My new word, COURAGE, which is about feeling the fear and doing it anyway, empowers me, rather than denying part of me.  The poem is featured in my journal.

Confession:  I’m a participant in a year-long, make art journal pages every day project called, “The Book of Days.”  The intention is to use an altered book to do a mixed media page for each day of your life.  The FEARLESS journal cover is the book for that project.  And there are no finished spreads in there except for one very failed attempt at following the prompt, “Surrender.”  After two tries and hours of work, the page ended up making me look like a serial killer, and that ain’t an exagerration.  So I won’t be showing it here.  I will be redoing that page.  A third time.

Mixed media collage is brand-spanking-new to me as a way of doing art, and I’m not good at it yet.  And it does not come easily or naturally.  So to make a long story short, I haven’t done my pages in this book.  I’ve done art every day, but not in this book.  I’ve been doing art that comes more naturally to me but not pushing myself beyond that.  In fact, I’ve been working on the inside cover since I joined a couple of weeks ago, and I hated it until last night, when my partner gave me the poem.  I finally finished it.  And now I love it.  My intention is that it will give me courage to do the pages in my book, even though it’s all new to me and sometimes I literally become paralyzed with fear.

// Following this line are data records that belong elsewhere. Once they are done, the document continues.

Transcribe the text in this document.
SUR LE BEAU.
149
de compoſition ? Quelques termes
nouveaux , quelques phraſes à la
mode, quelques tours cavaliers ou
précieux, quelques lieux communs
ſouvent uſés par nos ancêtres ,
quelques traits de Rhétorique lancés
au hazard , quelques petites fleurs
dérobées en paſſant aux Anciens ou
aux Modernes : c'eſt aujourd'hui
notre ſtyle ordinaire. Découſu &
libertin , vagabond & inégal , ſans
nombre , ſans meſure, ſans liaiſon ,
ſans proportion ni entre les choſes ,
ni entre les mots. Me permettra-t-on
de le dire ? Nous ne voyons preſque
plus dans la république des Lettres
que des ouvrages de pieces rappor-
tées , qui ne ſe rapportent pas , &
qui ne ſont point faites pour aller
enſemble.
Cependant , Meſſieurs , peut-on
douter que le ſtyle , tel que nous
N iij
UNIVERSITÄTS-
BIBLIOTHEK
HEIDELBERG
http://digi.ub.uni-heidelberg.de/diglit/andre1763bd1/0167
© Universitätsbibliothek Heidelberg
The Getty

Okay, so ’nuff talkin’, here’s the art:

Once I posted that to the group, another artist there gave me a link to an amazing page:  Ordinary Courage.  I went there and read the first page with another, extremely powerful definition of COURAGE and got chills.  It is sooooooo prescient in my life right now.  I am going to do a page on it for sure, on the page right after that cover, so I just run into all kinds of courage whenever I open the book.  I anticipate doing many spreads exploring this word.